One of the biggest pieces of evidence which proves the intelligence which led to the invasion of Iraq was fabricated was the Downing Street memo, which was leaked last year. This was an overview of a meeting among defense and intelligence figures of the government of the United Kingdom on July 23, 2002. In this meeting they discussed classified United States policy from the time. In the memo, Richard Dearlove was quoted as saying, “the intelligence and facts were being fixed [by the US] around the policy” of removing Saddam Hussein from power. This shows that the incorrect facts about Iraq’s nuclear weapons program and ties with al Qaeda weren’t just wrong, but intentionally wrong. The Bush Administration intentionally fixed the facts which justified the invasion of Iraq and lied to Congress and the American people to get their support. Although the accuracy of the document hasn’t been confirmed, it also hasn’t been questioned by any official source. Also, Tony Blair said, “That memo was written before we went to the UN,” which indirectly confirms that the memo was accurate.
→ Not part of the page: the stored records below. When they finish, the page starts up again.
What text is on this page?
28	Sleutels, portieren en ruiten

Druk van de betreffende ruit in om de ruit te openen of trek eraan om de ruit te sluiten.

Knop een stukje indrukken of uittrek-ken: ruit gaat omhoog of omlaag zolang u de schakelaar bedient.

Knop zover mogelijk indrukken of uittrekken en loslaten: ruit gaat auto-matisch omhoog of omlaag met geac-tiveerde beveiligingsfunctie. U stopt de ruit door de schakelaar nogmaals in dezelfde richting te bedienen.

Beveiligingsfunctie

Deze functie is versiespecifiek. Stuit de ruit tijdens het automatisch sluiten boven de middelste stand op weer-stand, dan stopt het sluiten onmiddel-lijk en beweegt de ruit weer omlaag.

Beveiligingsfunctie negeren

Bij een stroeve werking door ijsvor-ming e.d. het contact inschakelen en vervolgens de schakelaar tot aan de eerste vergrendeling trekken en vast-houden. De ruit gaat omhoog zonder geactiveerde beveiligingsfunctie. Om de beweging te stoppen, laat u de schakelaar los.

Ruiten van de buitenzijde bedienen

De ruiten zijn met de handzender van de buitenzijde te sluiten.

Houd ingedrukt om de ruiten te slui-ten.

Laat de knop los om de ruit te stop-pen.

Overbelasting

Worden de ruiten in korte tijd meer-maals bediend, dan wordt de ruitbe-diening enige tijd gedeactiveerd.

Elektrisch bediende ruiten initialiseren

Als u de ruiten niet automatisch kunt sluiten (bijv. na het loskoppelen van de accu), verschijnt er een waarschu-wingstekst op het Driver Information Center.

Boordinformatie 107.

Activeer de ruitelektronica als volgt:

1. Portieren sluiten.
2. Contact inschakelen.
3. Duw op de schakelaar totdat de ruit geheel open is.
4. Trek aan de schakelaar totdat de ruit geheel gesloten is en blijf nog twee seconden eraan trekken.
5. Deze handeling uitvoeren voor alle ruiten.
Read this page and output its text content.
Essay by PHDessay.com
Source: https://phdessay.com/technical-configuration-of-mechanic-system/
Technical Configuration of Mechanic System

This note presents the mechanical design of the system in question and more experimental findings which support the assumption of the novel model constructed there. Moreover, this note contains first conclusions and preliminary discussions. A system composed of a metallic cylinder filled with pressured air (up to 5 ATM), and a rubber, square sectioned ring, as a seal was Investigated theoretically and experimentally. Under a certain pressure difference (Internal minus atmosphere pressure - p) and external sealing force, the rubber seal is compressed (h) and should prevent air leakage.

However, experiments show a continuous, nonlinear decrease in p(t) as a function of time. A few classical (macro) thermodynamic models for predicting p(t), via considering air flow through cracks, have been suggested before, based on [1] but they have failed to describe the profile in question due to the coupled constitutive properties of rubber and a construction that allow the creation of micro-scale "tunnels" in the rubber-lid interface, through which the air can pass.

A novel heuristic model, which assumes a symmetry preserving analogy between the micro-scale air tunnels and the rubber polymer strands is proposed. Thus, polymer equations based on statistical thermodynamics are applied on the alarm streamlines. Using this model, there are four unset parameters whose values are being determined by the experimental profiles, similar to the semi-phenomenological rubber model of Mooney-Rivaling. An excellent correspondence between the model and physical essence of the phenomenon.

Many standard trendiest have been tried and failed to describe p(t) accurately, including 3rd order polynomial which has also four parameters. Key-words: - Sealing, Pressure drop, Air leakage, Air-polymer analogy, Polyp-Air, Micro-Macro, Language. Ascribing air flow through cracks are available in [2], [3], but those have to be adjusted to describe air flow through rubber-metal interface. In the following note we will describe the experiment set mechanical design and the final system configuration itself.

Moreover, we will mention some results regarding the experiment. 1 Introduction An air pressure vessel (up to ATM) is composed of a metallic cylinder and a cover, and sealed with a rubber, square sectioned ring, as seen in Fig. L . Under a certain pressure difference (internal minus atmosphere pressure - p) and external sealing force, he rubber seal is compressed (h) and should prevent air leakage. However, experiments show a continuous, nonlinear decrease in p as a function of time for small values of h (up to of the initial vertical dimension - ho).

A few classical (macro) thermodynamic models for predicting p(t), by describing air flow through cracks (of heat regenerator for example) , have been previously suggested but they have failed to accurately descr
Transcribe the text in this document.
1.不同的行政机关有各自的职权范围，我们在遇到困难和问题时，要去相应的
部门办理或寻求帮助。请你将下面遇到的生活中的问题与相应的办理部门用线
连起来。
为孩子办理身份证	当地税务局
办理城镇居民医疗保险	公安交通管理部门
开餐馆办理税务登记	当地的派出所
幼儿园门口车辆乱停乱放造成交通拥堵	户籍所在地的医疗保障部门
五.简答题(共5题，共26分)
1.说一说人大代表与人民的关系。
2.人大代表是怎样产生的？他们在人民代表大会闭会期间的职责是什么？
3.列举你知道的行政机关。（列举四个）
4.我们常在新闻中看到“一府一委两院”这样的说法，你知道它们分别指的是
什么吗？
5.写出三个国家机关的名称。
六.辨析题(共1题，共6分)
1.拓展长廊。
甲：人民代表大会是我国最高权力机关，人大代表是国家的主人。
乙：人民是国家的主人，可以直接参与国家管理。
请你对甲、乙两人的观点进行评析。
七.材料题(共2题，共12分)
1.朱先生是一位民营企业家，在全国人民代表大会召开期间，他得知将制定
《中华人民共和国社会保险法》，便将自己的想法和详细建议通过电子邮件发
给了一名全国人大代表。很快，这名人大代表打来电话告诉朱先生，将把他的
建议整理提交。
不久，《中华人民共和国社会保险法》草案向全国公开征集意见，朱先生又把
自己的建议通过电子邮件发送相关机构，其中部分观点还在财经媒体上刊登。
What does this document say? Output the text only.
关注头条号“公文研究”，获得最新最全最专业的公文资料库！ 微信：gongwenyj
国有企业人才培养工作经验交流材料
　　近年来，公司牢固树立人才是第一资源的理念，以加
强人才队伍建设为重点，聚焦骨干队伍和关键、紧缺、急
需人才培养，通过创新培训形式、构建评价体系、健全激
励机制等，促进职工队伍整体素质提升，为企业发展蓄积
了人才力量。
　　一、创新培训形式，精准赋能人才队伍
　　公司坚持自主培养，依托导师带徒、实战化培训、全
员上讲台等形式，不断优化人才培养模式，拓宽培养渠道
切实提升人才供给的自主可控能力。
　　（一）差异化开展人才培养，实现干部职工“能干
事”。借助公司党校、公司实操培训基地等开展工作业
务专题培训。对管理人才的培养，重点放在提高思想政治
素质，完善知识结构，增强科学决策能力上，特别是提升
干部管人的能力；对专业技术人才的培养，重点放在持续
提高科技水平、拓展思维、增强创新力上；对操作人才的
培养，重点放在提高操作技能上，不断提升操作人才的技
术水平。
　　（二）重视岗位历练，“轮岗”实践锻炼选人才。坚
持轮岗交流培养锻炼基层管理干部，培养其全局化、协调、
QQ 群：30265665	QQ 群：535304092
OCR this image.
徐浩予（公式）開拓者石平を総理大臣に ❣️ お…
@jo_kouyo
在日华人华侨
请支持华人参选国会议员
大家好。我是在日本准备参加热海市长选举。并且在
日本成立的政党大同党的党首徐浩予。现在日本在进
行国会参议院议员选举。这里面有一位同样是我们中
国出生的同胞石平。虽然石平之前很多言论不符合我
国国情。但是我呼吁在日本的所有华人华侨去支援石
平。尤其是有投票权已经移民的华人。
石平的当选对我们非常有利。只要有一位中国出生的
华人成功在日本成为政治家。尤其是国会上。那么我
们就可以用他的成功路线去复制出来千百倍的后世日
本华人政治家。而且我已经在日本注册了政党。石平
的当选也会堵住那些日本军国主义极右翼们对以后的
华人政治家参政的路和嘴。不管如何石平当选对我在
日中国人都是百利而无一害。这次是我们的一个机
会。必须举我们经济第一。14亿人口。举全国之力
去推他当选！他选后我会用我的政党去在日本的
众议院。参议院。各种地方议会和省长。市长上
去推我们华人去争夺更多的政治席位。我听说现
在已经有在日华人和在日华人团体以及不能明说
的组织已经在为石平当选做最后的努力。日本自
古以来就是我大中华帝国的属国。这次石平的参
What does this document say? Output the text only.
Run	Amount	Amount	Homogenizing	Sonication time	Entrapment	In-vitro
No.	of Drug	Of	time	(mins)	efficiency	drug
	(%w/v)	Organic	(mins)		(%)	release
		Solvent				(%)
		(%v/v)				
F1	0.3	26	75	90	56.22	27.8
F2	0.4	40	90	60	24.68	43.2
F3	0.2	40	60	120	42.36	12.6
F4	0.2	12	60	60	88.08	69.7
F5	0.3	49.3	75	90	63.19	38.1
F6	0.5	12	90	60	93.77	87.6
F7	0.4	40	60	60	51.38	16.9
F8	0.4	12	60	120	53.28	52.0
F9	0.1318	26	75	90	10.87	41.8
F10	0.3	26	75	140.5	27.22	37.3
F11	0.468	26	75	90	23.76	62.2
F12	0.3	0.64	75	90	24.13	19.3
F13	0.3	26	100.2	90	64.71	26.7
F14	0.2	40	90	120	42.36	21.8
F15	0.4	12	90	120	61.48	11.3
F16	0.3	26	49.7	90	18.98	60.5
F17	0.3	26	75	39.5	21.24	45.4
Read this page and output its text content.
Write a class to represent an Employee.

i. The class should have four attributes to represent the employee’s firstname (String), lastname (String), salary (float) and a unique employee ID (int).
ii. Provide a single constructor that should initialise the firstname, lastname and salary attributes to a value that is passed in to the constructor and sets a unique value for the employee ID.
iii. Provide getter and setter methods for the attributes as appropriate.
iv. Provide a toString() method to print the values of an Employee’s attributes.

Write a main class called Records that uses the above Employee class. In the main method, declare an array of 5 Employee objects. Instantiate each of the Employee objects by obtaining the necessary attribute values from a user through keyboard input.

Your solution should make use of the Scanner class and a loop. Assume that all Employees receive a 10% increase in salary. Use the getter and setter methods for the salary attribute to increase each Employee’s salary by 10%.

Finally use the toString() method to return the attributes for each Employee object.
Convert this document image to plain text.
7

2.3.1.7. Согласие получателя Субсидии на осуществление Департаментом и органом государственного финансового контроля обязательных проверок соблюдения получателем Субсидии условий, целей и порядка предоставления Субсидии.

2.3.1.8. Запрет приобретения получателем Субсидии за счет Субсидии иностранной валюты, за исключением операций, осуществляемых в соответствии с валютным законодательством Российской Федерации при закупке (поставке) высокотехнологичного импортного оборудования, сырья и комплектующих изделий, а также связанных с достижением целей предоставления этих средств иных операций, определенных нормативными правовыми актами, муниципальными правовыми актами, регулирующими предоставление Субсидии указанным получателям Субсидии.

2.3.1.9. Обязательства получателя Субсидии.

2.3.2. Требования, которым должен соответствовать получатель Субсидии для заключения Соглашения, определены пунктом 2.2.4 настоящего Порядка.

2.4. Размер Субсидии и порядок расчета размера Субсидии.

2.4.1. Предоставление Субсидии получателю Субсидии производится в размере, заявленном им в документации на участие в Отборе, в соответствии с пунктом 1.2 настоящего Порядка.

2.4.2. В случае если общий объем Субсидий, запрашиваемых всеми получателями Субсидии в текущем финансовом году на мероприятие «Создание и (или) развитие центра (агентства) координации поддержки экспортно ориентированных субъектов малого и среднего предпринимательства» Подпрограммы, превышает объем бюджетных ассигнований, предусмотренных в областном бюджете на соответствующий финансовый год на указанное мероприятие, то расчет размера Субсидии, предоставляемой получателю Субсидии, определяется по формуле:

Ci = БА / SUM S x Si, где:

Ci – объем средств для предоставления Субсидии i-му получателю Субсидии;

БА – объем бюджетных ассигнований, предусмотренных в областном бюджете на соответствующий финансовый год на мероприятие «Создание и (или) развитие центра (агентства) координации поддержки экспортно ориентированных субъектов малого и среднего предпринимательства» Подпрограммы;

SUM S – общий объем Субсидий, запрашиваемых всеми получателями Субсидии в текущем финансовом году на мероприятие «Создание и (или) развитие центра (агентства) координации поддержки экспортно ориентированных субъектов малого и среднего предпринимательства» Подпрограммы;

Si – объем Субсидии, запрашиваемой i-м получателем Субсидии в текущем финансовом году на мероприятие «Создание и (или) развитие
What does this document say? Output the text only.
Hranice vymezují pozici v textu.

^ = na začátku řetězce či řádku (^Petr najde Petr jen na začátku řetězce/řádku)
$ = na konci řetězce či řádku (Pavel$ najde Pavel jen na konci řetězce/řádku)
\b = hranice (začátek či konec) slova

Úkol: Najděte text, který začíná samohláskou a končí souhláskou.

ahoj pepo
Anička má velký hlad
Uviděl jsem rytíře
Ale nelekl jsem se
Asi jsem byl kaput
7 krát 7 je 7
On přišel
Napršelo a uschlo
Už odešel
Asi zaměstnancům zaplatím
The second way President Bush has abused his power is by unlawfully detaining and torturing prisoners. Ever since 2002, suspected al Qaeda and Taliban prisoners have been held in Guantanamo Bay, which is in Cuba. These prisoners have not been charged with any crimes and have not received legal representation. The government says they have evidence that these people are terrorists, so they feel that’s justification enough to hold them for years. Not only are they held, there are reports that the prisoners live in very poor conditions and that they might be tortured. Both holding the prisoners without charging them and torturing them are direct violations of the Geneva Conventions, which Bush tries to bypass by calling the prisoners “illegal combatant” instead of prisoners of war, which is what they really are.

The last major way President Bush abuses his power is by ordering warrantless wiretapping. How wiretapping works is our government can go fifteen days of wiretapping without a warrant, but after that fifteen days it needs to go to the NSA and explain why they need to continue wiretapping. However, after September 11, Bush decided that he has the power to wiretap without a warrant. So he started a program to allow wiretaps without warrant behind the back of the American people and behind the back of Congress, which went against the Foreign Intelligence Surveillance Act of 1978. It would have been one thing if Bush thought the government should have the right to wiretap without a warrant and got Congress to pass a bill saying it was okay, but that’s not what he did. Bush ignored the law altogether and did as he chose. Information about this program was leaked in December of 2005, and then the next weekend President Bush confirmed the existence of the program in his weekly radio address. Bush claims that the wiretaps are only for fighting terrorism, but there’s no guarantee that it will always be used that way.

The reason all this is important is because if we let one president abuse his power, no one’s going to stop the next president from abusing power. And no one’s going to stop the president after that from abusing power. The more we give in and let Bush define his own laws, the more he’s going to do it and the less of a democracy we’re going to have. And even if Bush is using his self-imposed power in good, virtuous ways, how do we know the next person we elect is going to use those powers in the same way? The reasons we have checks and balances in our government is to stop one of the branches from getting too much power, and when bush bypasses the other branches, he puts our democracy itself at risk.

So ultimately the only thing that can be done to stop George Bush from abusing his power any further is impeaching him. Not only do all Bush’s actions need to be stopped, the American people also need to show the world that we do not agree with what Bush is doing. By going to war in Iraq and because of some of our other foreign policies, we have lost a lot of our allies and a lot of our credibility. The only way to get that back is to show that it was the American government, not the American people, that committed these crimes and that the American people know that what happened was wrong and that they want to do better in the future.